Le cœur des Amazones Géraldine Bindi (scénario),Christian Rossi (dessin). Editions Casterman, 160 pages, 25 euros.
En pleine guerre de Troie, conflit légendaire de la mythologie grecque, une autre guerre moins connue se déroule. Celle opposant les soldats Grecs aux terribles Amazones. Sous l’autorité de leur jeune et belle reine Penthésilée, ces guerrières aussi terrifiantes que séduisantes, vivant en autarcie dans un environnement luxuriant et isolé, livrent une guerre sans pitié au sexe opposé.
Pour des raisons remontant à plusieurs générations, leur haine du genre masculin est d’une violence implacable. Elles se servent de leurs captifs comme esclaves sexuels sur l’autel de leurs plaisirs et dans un but de reproduction – lors de la fête des fleurs – avant de les exécuter. Dans la même veine, les enfants nés de sexe masculin sont aussi sacrifiés. Jusqu’au jour où l’une d’elles refuse que l’on fasse subir ce sort cruel à son bébé et que la reine Penthésilée tombe amoureuse du demi-dieu Achille. La guerre des sexes aura-t-elle lieu ?
Vous croyiez tout savoir sur la mythologie grecque ? Cette histoire va vous prouver le contraire. Si la guerre de Troie fait partie des récits épiques les plus connus, celle opposant les Amazones de la reine Penthésilée et l’armée grecque du roi Achille l’est beaucoup moins. Pourtant ce mythe figure dans l’Iliade d’Homère, adapté aujourd’hui dans ce très bel album.
Cette bande dessinée scénarisée par Géraldine Bindi, professeur de littérature et spécialiste de la mythologie grecque et dessinée par Christian Rossi (WEST, La gloire d’Héra) est conçue comme une fresque épique. Le travail de documentation remarquable de Géraldine Bindi qui a consacré son mémoire de maîtrise sur L’Iliade combiné au trait réaliste et à la palette de couleurs (entre ocre et sépia au style d’art hellenestique) de Christian Rossi réussissent à nous plonger dans cette aventure hors norme se déroulant dans l’Antiquité. Les femmes et des hommes, souvent représentés (demi)nus, ont des corps sculpturaux et athlétiques, comme des statues grecques. Les scènes de batailles mais aussi d’orgies – dont se dégage un érotisme puissant que ne renierait pas Manara, maître du genre dans le 9e art – sont restituées avec le même réalisme.

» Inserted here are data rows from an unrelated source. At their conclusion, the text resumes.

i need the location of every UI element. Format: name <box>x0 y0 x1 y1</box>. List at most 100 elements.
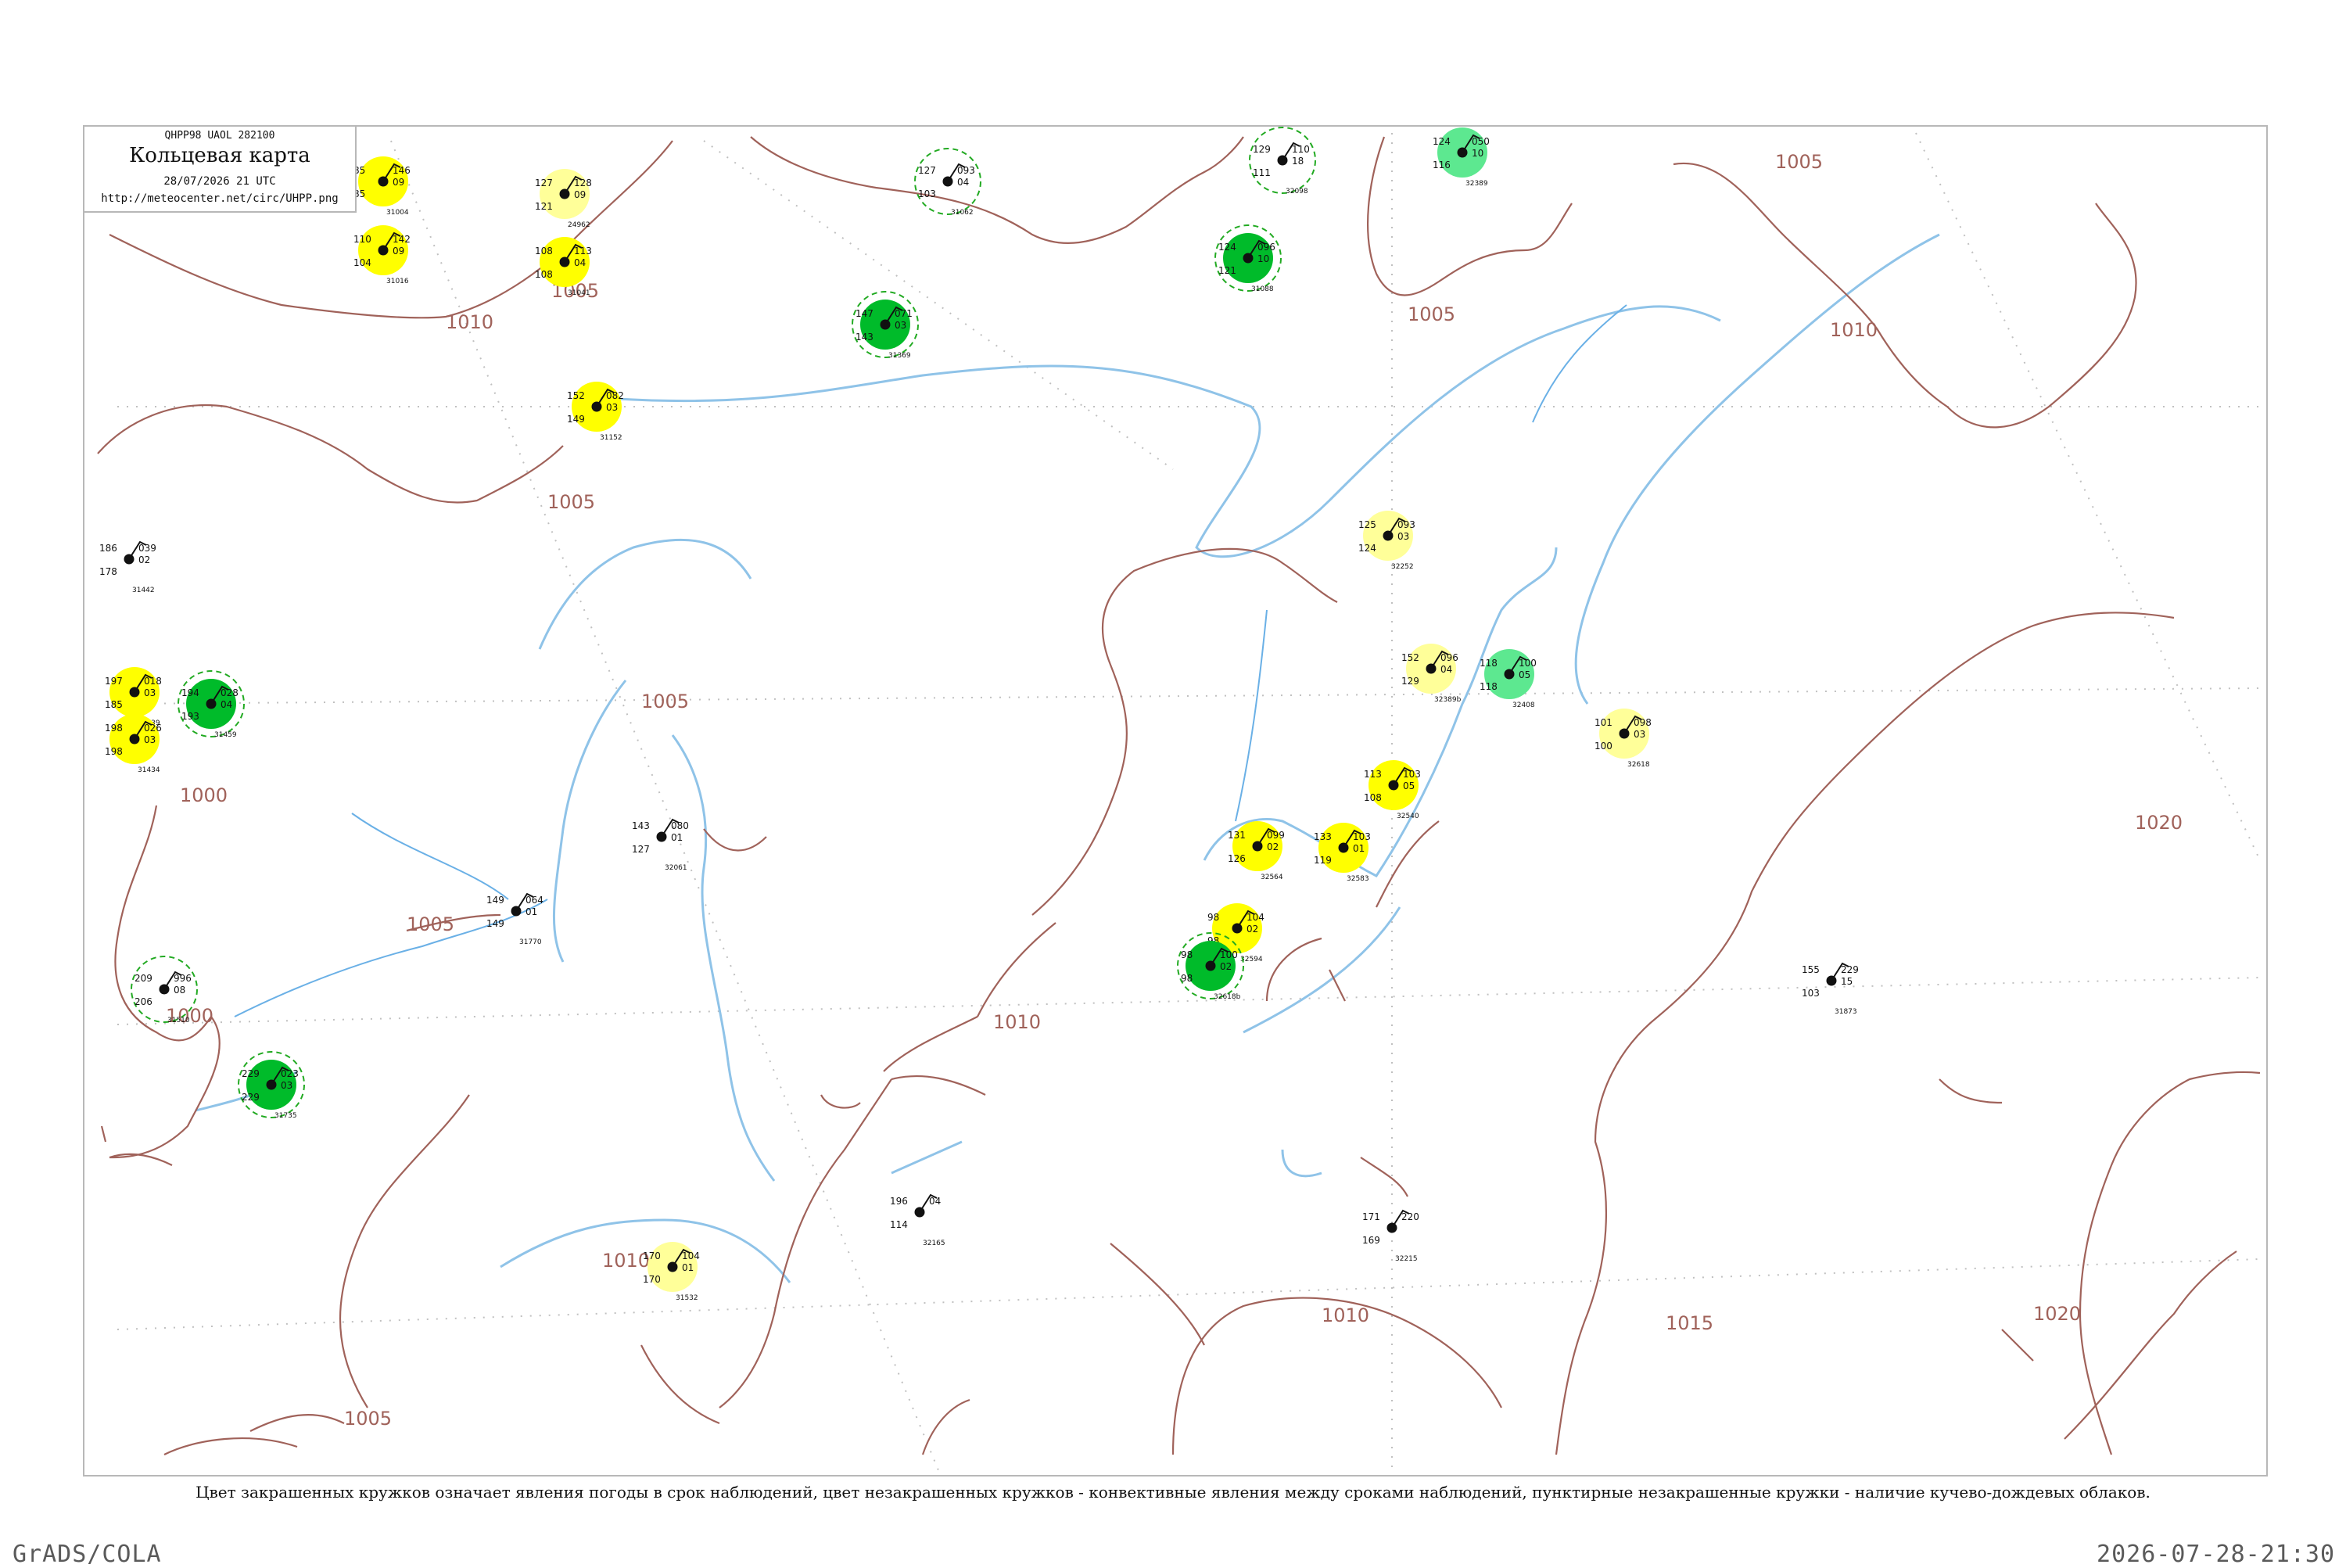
pressure: 071 <box>895 308 913 319</box>
dew-point: 116 <box>1433 160 1451 170</box>
isobar-label: 1005 <box>344 1408 392 1430</box>
air-temperature: 152 <box>1401 652 1419 663</box>
pressure: 113 <box>574 246 592 257</box>
station-id: 32098 <box>1286 188 1308 196</box>
air-temperature: 124 <box>1433 136 1451 147</box>
dew-point: 104 <box>353 257 371 268</box>
graticule <box>117 132 2261 1470</box>
pressure-tendency: 09 <box>393 246 404 257</box>
station-31873[interactable]: 155 103 22915 31873 <box>1802 962 1859 1016</box>
map-header: QHPP98 UAOL 282100 Кольцевая карта 28/07… <box>84 127 357 213</box>
pressure-tendency: 03 <box>144 687 156 698</box>
air-temperature: 98 <box>1181 949 1193 960</box>
station-id: 32618 <box>1627 761 1650 769</box>
dew-point: 121 <box>535 201 553 212</box>
pressure-tendency: 03 <box>1397 531 1409 542</box>
dew-point: 124 <box>1358 543 1376 554</box>
station-id: 32618b <box>1214 993 1241 1001</box>
station-32098[interactable]: 129 111 11018 32098 <box>1249 127 1316 196</box>
pressure-tendency: 03 <box>1634 729 1645 740</box>
station-31442[interactable]: 186 178 03902 31442 <box>99 540 156 594</box>
station-id: 32583 <box>1347 875 1369 883</box>
station-31459[interactable]: 194 193 02804 31459 <box>178 670 245 739</box>
pressure: 103 <box>1353 831 1371 842</box>
pressure: 023 <box>281 1068 299 1079</box>
pressure-tendency: 02 <box>1247 924 1258 935</box>
map-title: Кольцевая карта <box>129 144 310 167</box>
air-temperature: 108 <box>535 246 553 257</box>
air-temperature: 127 <box>535 178 553 188</box>
dew-point: 108 <box>1364 792 1382 803</box>
pressure: 064 <box>526 895 543 906</box>
air-temperature: 131 <box>1228 830 1246 841</box>
dew-point: 127 <box>632 844 650 855</box>
pressure: 026 <box>144 723 162 734</box>
dew-point: 178 <box>99 566 117 577</box>
pressure: 996 <box>174 973 192 984</box>
air-temperature: 143 <box>632 820 650 831</box>
pressure-tendency: 10 <box>1257 253 1269 264</box>
station-32061[interactable]: 143 127 08001 32061 <box>632 818 689 872</box>
pressure-tendency: 05 <box>1403 780 1415 791</box>
station-32389[interactable]: 124 116 05010 32389 <box>1433 127 1490 188</box>
air-temperature: 98 <box>1207 912 1219 923</box>
pressure: 039 <box>138 543 156 554</box>
station-id: 32252 <box>1391 563 1414 571</box>
station-id: 31041 <box>568 289 590 297</box>
pressure-tendency: 01 <box>671 832 683 843</box>
station-31770[interactable]: 149 149 06401 31770 <box>486 892 543 946</box>
station-31152[interactable]: 152 149 08203 31152 <box>567 382 624 442</box>
station-id: 31088 <box>1251 285 1274 293</box>
station-31004[interactable]: 85851460931004 <box>353 156 411 217</box>
station-32583[interactable]: 133 119 10301 32583 <box>1314 823 1371 883</box>
pressure-tendency: 03 <box>144 734 156 745</box>
coastline <box>195 233 1940 1283</box>
station-32618[interactable]: 101 100 09803 32618 <box>1594 709 1652 769</box>
pressure-tendency: 02 <box>1220 961 1232 972</box>
air-temperature: 155 <box>1802 964 1820 975</box>
isobar-label: 1015 <box>1666 1312 1713 1334</box>
station-id: 31510 <box>167 1017 190 1024</box>
air-temperature: 194 <box>181 687 199 698</box>
pressure: 110 <box>1292 144 1310 155</box>
station-31735[interactable]: 229 229 02303 31735 <box>238 1051 305 1120</box>
station-31016[interactable]: 110 104 14209 31016 <box>353 225 411 285</box>
station-32408[interactable]: 118 118 10005 32408 <box>1480 649 1537 709</box>
station-31434[interactable]: 198 198 02603 31434 <box>105 714 162 774</box>
pressure: 100 <box>1519 658 1537 669</box>
air-temperature: 110 <box>353 234 371 245</box>
station-31369[interactable]: 147 143 07103 31369 <box>852 291 919 360</box>
dew-point: 143 <box>856 332 873 343</box>
station-32215[interactable]: 171 169 220 32215 <box>1362 1209 1419 1263</box>
dew-point: 119 <box>1314 855 1332 866</box>
station-id: 31442 <box>132 587 155 594</box>
station-32252[interactable]: 125 124 09303 32252 <box>1358 511 1415 571</box>
station-32618b[interactable]: 98 98 10002 32618b <box>1177 932 1244 1001</box>
pressure-tendency: 04 <box>1440 664 1452 675</box>
dew-point: 169 <box>1362 1235 1380 1246</box>
air-temperature: 186 <box>99 543 117 554</box>
station-31088[interactable]: 124 121 09610 31088 <box>1214 224 1282 293</box>
station-id: 24962 <box>568 221 590 229</box>
station-32540[interactable]: 113 108 10305 32540 <box>1364 760 1421 820</box>
pressure-tendency: 04 <box>574 257 586 268</box>
dew-point: 121 <box>1218 265 1236 276</box>
station-24962[interactable]: 127 121 12809 24962 <box>535 169 592 229</box>
station-32564[interactable]: 131 126 09902 32564 <box>1228 821 1285 881</box>
pressure-tendency: 01 <box>1353 843 1365 854</box>
isobar-label: 1005 <box>641 691 689 712</box>
pressure-tendency: 04 <box>221 699 232 710</box>
station-31532[interactable]: 170 170 10401 31532 <box>643 1242 700 1302</box>
pressure-tendency: 04 <box>957 177 969 188</box>
source-url[interactable]: http://meteocenter.net/circ/UHPP.png <box>84 192 355 205</box>
pressure-tendency: 09 <box>574 189 586 200</box>
station-id: 31369 <box>888 352 911 360</box>
dew-point: 193 <box>181 711 199 722</box>
air-temperature: 118 <box>1480 658 1498 669</box>
station-32165[interactable]: 196 114 04 32165 <box>890 1193 945 1247</box>
pressure: 096 <box>1257 242 1275 253</box>
dew-point: 129 <box>1401 676 1419 687</box>
pressure-tendency: 18 <box>1292 156 1304 167</box>
isobar-label: 1000 <box>180 784 228 806</box>
pressure-tendency: 03 <box>606 402 618 413</box>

La vie n’est jamais loin de la mort et le sexe de la tragédie. Ces rapports antagonistes – haine, amour – entre les deux sexes résonnent étrangement avec l’époque actuelle où on assiste à la résurgence d’un féminisme militant. Ainsi cette scène lorsqu’une héroïne déclare à son captif masculin après un rapport sexuel intense et violent : « Une femme n’est pas une chose qu’on maltraite elle a un avis elle a une âme, ses propres envies. Compris ? »
Reste qu’au final cet album laisse un sentiment contrasté. Si on prend plaisir à découvrir cette histoire légendaire d’amazones guerrières loin des images d’Epinal sur ce sujet maintes fois fantasmé (notamment dans la littérature dite pour adultes), on a tendance parfois à se perdre dans la chronologie et confondre certains personnages. La faute à un récit beaucoup trop long qui aurait mérité d’être plus synthétique. Mais cela n’enlève rien à l’effort méritoire qu’ont fourni les auteurs pour redonner toute leur place dans l’Histoire à ces Amazones, fières, farouches et surtout très contemporaines.